Ketua Forum Pemred Suryopratomo menegaskan, kunci keberhasilan membangun sebuah negara terletak pada kerja sama antarmenteri dalam jajaran kabinet. Ini yang masih belum ditemukan dalam Kabinet Kerja.

"Kami melihat bahwa kunci dari keberhasilan pembangunan (negara) terletak pada teamwork," kata Suryopratomo di Kantor Forum Pemred, Jalan Medan Merdeka Selatan, Senin (19/10/2015).

Menurut pria yang akrab disapa Tommy itu, kelemahan pemerintah saat ini terletak pada hal mendasar tersebut. Akibatnya, mudah terjadi friksi dan intrik di internal kabinet.

"Kelemahan kita itu, betapa mudahnya masuk intrik. Itulah kenapa pemerintah tidak mampu membangun teamwork. Ada upaya menjauhkan RI 1 dan RI 2," lanjutnya.

Agar hal tersebut tidak semakin memburuk, Forum Pemred mendesak Presiden Joko Widodo dan Wakil Presiden Jusuf Kalla segera saling percaya satu sama lain. Hal yang mereka perlihatkan selama masa kampanye Pemilu Presiden 2014.

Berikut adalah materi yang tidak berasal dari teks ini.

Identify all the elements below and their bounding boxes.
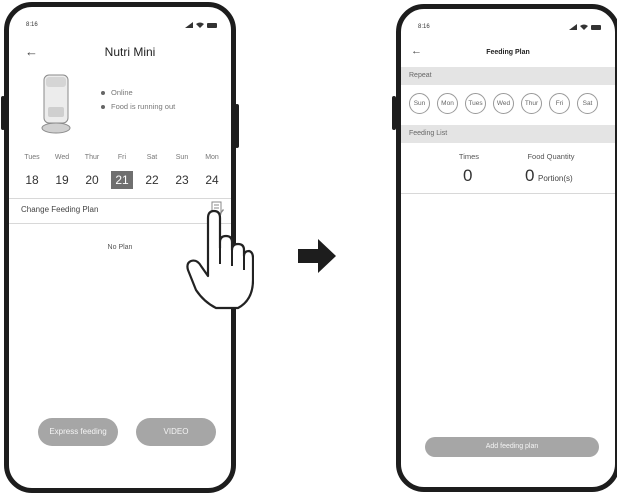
date-item-selected[interactable]: 21 [111,171,133,189]
date-row: 18 19 20 21 22 23 24 [21,171,223,189]
battery-icon [591,24,601,30]
weekday-toggle-thur[interactable]: Thur [521,93,542,114]
battery-icon [207,22,217,28]
page-title: Nutri Mini [104,45,156,59]
portion-unit: Portion(s) [538,174,573,183]
wifi-icon [580,24,588,30]
weekday-toggle-fri[interactable]: Fri [549,93,570,114]
video-button[interactable]: VIDEO [136,418,216,446]
phone-screen-device: 8:16 ← Feeding Plan Repeat Sun Mon Tues … [396,4,617,492]
feeder-device-image [41,74,71,134]
status-food: Food is running out [111,102,176,111]
wifi-icon [196,22,204,28]
times-column-label: Times [458,152,480,161]
date-item[interactable]: 19 [51,171,73,189]
date-item[interactable]: 20 [81,171,103,189]
date-item[interactable]: 23 [171,171,193,189]
change-feeding-plan-label[interactable]: Change Feeding Plan [21,205,98,214]
signal-icon [185,22,193,28]
weekday-label: Thur [84,154,100,161]
divider [9,198,231,199]
status-time: 8:16 [26,22,38,28]
status-time: 8:16 [418,24,430,30]
status-online: Online [111,88,133,97]
weekday-toggle-sat[interactable]: Sat [577,93,598,114]
repeat-section-header: Repeat [401,67,615,85]
weekday-label: Sun [175,154,189,161]
times-value: 0 [463,166,473,185]
weekday-label: Wed [54,154,70,161]
weekday-label: Sat [146,154,158,161]
food-quantity-column-label: Food Quantity [527,152,575,161]
device-status: Online Food is running out [101,86,175,114]
express-feeding-button[interactable]: Express feeding [38,418,118,446]
date-item[interactable]: 18 [21,171,43,189]
feeding-list-section-header: Feeding List [401,125,615,143]
page-title: Feeding Plan [486,49,530,56]
divider [401,193,615,194]
hand-pointer-icon [186,209,254,310]
date-item[interactable]: 24 [201,171,223,189]
weekday-label: Tues [24,154,40,161]
weekday-toggle-tues[interactable]: Tues [465,93,486,114]
status-bar: 8:16 [26,22,217,32]
weekday-label: Fri [117,154,127,161]
status-bar: 8:16 [418,24,601,34]
back-button[interactable]: ← [25,45,38,58]
weekday-row: Tues Wed Thur Fri Sat Sun Mon [21,154,223,161]
arrow-right-icon [298,239,336,273]
quantity-value: 0 [525,166,535,185]
weekday-toggle-mon[interactable]: Mon [437,93,458,114]
weekday-label: Mon [205,154,219,161]
weekday-toggle-sun[interactable]: Sun [409,93,430,114]
add-feeding-plan-button[interactable]: Add feeding plan [425,437,599,457]
signal-icon [569,24,577,30]
weekday-toggle-wed[interactable]: Wed [493,93,514,114]
date-item[interactable]: 22 [141,171,163,189]
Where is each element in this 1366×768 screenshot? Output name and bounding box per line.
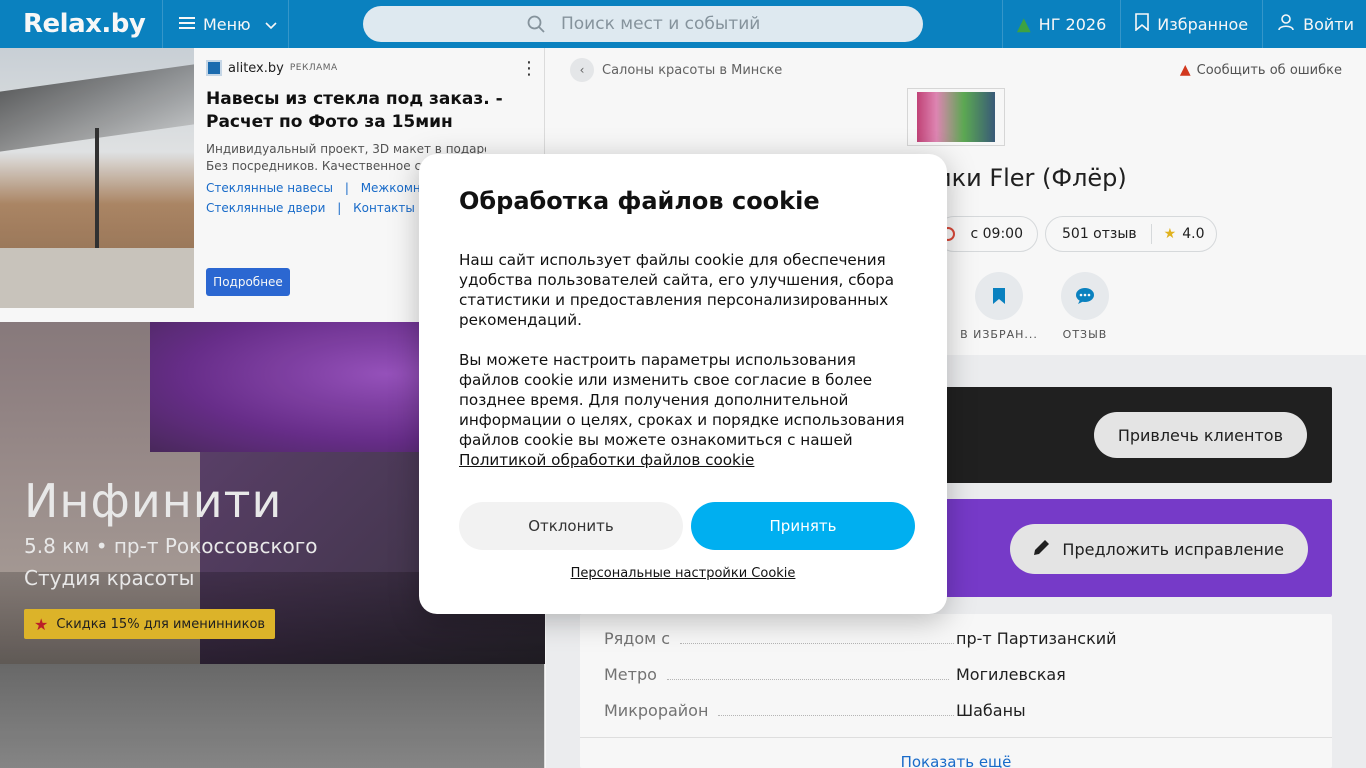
cookie-settings-link[interactable]: Персональные настройки Cookie bbox=[419, 566, 947, 581]
cookie-dialog: Обработка файлов cookie Наш сайт использ… bbox=[419, 154, 947, 614]
cookie-text: Наш сайт использует файлы cookie для обе… bbox=[459, 250, 911, 470]
cookie-title: Обработка файлов cookie bbox=[459, 187, 820, 215]
accept-button[interactable]: Принять bbox=[691, 502, 915, 550]
cookie-paragraph: Наш сайт использует файлы cookie для обе… bbox=[459, 251, 895, 329]
decline-button[interactable]: Отклонить bbox=[459, 502, 683, 550]
cookie-policy-link[interactable]: Политикой обработки файлов cookie bbox=[459, 451, 754, 469]
cookie-paragraph: Вы можете настроить параметры использова… bbox=[459, 350, 911, 470]
cookie-paragraph-text: Вы можете настроить параметры использова… bbox=[459, 351, 905, 449]
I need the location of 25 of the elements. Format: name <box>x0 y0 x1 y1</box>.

"Karena itu kita tekankan Presiden dan Wapres bangun teamwork dan saling percaya. Kalau mereka membangun dwi tunggal, kita bisa mencapai perkembangan lebih baik," kata Direktur Pemberitaan Metro TV itu.

Salah satu untuk membangun teamwork yang baik yakni dengan cara me-reshuffle jajaran kabinet. Reshuffle pertama yang dilakukan Agustus lalu dinilai tidak berhasil.

"Reshuffle harus mengarah ke perbaikan kinerja pemerintah. Yang pertama tidak menghasilkan tim yang lebih solid. Malah ada pertentangan menteri kabinet," tegasnya.

Seperti diketahui kegaduhan di dalam pemerintah terjadi saat Menteri Koordinator Bidang Kemaritiman Rizal Ramli yang baru ditunjuk Agustus lalu dengan pernyataannya yang dinilai pesimis terkait proyek 35 ribu megawatt. Bahkan, komentar Rizal sempat memicu ketegangan di dalam kabinet, bahkan komentar Menteri Keuangan di era Presiden Abdurahman Wahid ini membuat Wapres JK geram.